Second argument against these "protections" is, there are people behind bots. Many bot requests are driven by a human asking "find me cheapest rtx5060 ti 16gb" today. If your site blocks it they will loose that sale.
That's no reason to go down without a fight!
> Second argument against these "protections" is, there are people behind bots
That doesn't hold much water in the context of hosting a blog.
I suppose, if you assign no value to your time and don't care at all about any collateral damage.

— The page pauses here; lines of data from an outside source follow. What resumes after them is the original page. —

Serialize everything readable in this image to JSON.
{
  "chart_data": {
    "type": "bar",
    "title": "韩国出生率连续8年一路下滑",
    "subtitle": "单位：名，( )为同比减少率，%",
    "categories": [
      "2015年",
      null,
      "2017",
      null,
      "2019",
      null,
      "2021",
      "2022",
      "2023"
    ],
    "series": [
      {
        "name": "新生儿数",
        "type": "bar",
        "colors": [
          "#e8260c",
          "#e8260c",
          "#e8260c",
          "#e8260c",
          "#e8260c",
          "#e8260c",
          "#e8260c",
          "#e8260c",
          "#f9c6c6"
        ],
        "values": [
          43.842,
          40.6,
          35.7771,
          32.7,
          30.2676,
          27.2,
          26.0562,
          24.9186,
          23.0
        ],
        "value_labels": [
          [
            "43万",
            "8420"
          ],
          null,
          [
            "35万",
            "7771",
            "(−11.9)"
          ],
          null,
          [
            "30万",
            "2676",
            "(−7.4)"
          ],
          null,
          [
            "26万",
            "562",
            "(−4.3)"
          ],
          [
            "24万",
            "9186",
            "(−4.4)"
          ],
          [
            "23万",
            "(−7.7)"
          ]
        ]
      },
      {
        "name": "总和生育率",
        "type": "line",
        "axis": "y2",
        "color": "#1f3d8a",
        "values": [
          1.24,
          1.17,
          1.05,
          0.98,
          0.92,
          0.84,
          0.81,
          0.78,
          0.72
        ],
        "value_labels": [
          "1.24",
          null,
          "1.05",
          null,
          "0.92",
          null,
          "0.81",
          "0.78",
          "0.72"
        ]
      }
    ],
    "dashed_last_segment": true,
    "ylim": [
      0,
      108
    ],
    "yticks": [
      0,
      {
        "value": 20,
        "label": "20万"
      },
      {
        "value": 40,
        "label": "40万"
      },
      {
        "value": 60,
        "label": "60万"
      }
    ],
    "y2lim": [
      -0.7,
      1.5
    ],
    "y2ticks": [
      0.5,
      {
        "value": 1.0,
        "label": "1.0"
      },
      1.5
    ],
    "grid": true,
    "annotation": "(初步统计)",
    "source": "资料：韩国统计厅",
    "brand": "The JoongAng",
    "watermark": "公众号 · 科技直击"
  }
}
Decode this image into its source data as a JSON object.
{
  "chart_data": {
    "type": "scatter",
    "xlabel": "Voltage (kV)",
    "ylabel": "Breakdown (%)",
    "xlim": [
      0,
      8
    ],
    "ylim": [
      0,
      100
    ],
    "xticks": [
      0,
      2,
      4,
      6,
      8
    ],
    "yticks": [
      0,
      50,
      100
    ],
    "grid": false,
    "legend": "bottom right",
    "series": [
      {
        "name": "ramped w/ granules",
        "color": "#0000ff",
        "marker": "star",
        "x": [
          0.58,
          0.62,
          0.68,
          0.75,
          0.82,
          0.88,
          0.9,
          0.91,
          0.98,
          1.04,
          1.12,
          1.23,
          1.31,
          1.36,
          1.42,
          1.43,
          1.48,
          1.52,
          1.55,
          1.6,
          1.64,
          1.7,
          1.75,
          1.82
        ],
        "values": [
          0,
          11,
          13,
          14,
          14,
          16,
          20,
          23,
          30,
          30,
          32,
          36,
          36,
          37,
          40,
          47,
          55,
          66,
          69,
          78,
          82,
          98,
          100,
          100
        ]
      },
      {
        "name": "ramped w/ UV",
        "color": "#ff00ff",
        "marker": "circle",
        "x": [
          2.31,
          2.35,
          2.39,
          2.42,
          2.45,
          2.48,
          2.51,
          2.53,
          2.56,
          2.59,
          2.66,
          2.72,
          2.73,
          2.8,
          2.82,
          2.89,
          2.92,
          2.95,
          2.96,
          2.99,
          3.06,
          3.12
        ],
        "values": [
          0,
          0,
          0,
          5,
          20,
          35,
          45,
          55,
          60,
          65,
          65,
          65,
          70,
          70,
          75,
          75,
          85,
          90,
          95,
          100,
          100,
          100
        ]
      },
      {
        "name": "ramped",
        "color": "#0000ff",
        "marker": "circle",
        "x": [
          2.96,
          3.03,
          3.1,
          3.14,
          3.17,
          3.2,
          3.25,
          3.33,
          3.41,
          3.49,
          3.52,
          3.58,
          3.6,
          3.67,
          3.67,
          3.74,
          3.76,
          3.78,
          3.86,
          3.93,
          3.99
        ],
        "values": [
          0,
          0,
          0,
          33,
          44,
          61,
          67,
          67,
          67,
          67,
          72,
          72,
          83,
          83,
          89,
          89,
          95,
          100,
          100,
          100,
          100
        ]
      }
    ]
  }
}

Otherwise, assuming it's true, it sure is a damned good reason to go down without a fight.
We're talking about a personal blog; this sort of fun is what they're made of.
(In politics, a reactionary is a person who favors a return to a previous state of society which they believe possessed positive characteristics absent from contemporary society.)
Granted there is a lot of AI slop here also now but I'm still glad humans write so that I can read and we can discuss here!
I know this is a dumb idea, but I would love to know exactly why.
I know it's technically very easy to get around, but would it give the content owner any stronger legal footing?
Their content is no longer on "the open Internet," which is their main argument, is it not?
(Or use any other OCR solution you like; I've got a prototype that takes a screenshot and runs it through tesseract.)
We'll come full-circle when web authors provide custom-made glasses to decipher their sites, as the plain rendering will be obfuscated to prevent OCR too.
to each their own of course, but I can’t see this as anything other than a waste of time and effort. personally I host my small, static website on a free service (Netlify) and choose to spend my time on more important things. I welcome the words I write being used for whatever
Would you be allowed to do this in some countries commercially because of accessibility laws?